Bradford – in a parlous state off-the-pitch, in terrible form on it, three goals down – somehow refused to accept defeat. The preternaturally clinical defender O’Connor smashed home a half-volley after we struggled to clear a corner, before Luke Thomas’ took on the spirit of Jordan Clarke from this fixture back in 2013 in slicing a clearance perfectly into the path for Bradford to score from, only for the referee to disallow it for hand-ball.

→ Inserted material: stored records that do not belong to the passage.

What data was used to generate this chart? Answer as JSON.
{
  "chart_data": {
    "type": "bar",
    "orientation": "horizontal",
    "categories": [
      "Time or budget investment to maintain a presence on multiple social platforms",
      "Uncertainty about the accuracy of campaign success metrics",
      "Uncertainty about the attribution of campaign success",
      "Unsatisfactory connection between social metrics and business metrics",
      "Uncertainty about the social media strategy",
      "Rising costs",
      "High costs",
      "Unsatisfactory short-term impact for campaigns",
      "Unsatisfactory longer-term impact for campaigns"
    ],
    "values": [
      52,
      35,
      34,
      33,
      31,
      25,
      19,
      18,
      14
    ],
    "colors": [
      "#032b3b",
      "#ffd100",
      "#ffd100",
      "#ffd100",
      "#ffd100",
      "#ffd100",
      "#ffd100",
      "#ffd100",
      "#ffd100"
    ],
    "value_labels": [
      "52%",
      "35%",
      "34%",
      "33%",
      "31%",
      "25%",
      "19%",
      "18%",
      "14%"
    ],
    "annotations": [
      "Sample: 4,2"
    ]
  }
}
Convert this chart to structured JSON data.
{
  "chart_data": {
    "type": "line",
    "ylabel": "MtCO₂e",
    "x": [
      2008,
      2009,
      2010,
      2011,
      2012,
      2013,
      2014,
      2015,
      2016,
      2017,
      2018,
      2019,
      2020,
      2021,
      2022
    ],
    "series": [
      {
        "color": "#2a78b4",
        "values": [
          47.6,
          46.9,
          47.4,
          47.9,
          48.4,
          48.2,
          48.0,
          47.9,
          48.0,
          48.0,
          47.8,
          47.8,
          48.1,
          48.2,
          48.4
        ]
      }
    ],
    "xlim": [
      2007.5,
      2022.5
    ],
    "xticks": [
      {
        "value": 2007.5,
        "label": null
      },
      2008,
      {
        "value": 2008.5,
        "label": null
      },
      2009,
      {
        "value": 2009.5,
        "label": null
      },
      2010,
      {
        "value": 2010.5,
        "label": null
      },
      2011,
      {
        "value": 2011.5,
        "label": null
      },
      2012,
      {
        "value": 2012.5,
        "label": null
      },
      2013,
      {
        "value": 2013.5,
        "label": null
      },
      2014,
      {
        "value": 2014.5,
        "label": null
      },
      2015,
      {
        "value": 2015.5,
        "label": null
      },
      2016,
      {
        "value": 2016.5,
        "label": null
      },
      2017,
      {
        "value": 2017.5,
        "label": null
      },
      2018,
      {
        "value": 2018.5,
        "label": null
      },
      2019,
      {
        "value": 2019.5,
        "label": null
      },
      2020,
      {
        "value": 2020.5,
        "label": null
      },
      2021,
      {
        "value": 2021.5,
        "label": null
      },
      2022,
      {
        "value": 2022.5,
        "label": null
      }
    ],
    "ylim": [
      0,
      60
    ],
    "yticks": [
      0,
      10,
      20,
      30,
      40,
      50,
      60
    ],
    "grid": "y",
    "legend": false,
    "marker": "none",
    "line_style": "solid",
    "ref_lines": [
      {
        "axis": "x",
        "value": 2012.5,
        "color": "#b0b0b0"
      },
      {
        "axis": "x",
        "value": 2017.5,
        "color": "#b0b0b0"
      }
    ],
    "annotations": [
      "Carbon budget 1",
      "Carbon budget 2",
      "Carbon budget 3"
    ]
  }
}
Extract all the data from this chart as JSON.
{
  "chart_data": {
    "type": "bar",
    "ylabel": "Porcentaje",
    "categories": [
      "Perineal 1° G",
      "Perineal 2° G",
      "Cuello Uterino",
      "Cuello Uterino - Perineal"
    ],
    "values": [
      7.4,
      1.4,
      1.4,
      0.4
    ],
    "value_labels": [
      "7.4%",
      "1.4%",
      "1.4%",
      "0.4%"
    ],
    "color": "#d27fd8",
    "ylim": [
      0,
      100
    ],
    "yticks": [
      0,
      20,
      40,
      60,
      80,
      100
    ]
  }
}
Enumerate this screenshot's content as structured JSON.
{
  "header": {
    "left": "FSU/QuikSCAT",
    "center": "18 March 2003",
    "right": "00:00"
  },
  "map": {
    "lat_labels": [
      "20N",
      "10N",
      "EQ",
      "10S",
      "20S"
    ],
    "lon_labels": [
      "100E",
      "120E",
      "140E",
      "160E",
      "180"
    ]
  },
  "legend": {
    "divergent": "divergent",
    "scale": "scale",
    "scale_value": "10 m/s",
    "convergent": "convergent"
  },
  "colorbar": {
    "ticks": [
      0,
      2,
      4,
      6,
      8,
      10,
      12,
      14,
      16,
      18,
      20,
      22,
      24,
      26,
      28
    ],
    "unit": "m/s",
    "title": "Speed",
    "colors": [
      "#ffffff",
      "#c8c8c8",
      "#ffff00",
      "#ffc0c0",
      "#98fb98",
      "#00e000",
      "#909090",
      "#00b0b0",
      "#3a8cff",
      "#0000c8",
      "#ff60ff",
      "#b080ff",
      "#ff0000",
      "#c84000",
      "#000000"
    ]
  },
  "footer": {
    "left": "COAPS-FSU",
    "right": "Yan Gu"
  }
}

It was an uncomfortable comfortable victory. For once, we showed a clinical edge in front of goal, yet we could easily have scored two or three more. It was a defensively stoic performance in the face of a team throwing the kitchen sink at us, but we still managed to concede two, nearly three, goals fairly shambolically.

The Value Of Set-Pieces

It is estimated that a team that is good at set-pieces can win as many as 10-12 points more over the course of the season than one that is average at them. There is a tendency to be sniffy about set-piece goals as they are viewed as independent from the rest of the game, but it is a perfectly valid source of goals that a team that struggles to score from open play cannot afford to turn their noses up at.

This season has seen a marked improvement in our productiveness from set-piece situations, coinciding with Michael Doyle taking command of the deliveries. For a player not associated with the accuracy of how he strikes the ball, he is certainly doing the business this season.

Had it not been for two set-pieces, we probably wouldn’t have been so comfortably in the lead in a first-half in which we struggled to exert control over. Had it not been for a set-piece, we wouldn’t have taken the lead against Southend on Saturday, or beaten Barnsley last month. That’s nine points already this season that have been won almost directly from set-piece situations.

As a result, we are now eyeing up a place in the top six if we can win on Saturday. In a parallel universe where we continued last season’s struggles from dead-ball situations, we could have been worrying about relegation.

Are We…Good?

Four league wins in a row is a rare feat at this football club, with Tony Mowbray’s vintage of 2015/16 the last to do so. Despite replicating what that enthralling side did at its very best, it still feels like this current side has improvements to make if it is to be viewed as being on a similar standing in future years.

Partially, it’s the result of this streak only taking us to just outside the play-offs, whereas that Tony Mowbray side won four games to go top of the division. Partially, it’s because this side feels less explosive, more goal-shy, more workmanlike than a team featuring Adam Armstrong, Jacob Murphy, Ryan Kent and John Fleck.

This run has come almost out of nowhere and has been, until this game, a series of narrow hard-fought victories. There’s nothing wrong with that – in fact, it’s quite encouraging – but it doesn’t quite create the same aura around this team that Tony Mowbray’s charges had.

Winning games becomes a habit, as much as losing games does, which may well have been the difference between the two sides in this game. The strength of this team is work-rate, collective rather than individual strength, and the belief that it can find ways to win.

Whether we can make this five wins in a row on Saturday, we’ll soon find out. Now that we’ve got ourselves into a good position with this excellent run, the true indicator of this side’s quality will be whether we can maintain the current standards we’re setting when we face the inevitable set-backs that happen over the course of a league season.

Right now, I don’t particularly care what’s coming around the corner and where we might be at the end of the season. It is mightily rare for Coventry City sides to win four in a row, I’m going to revel in this feeling for as long as possible.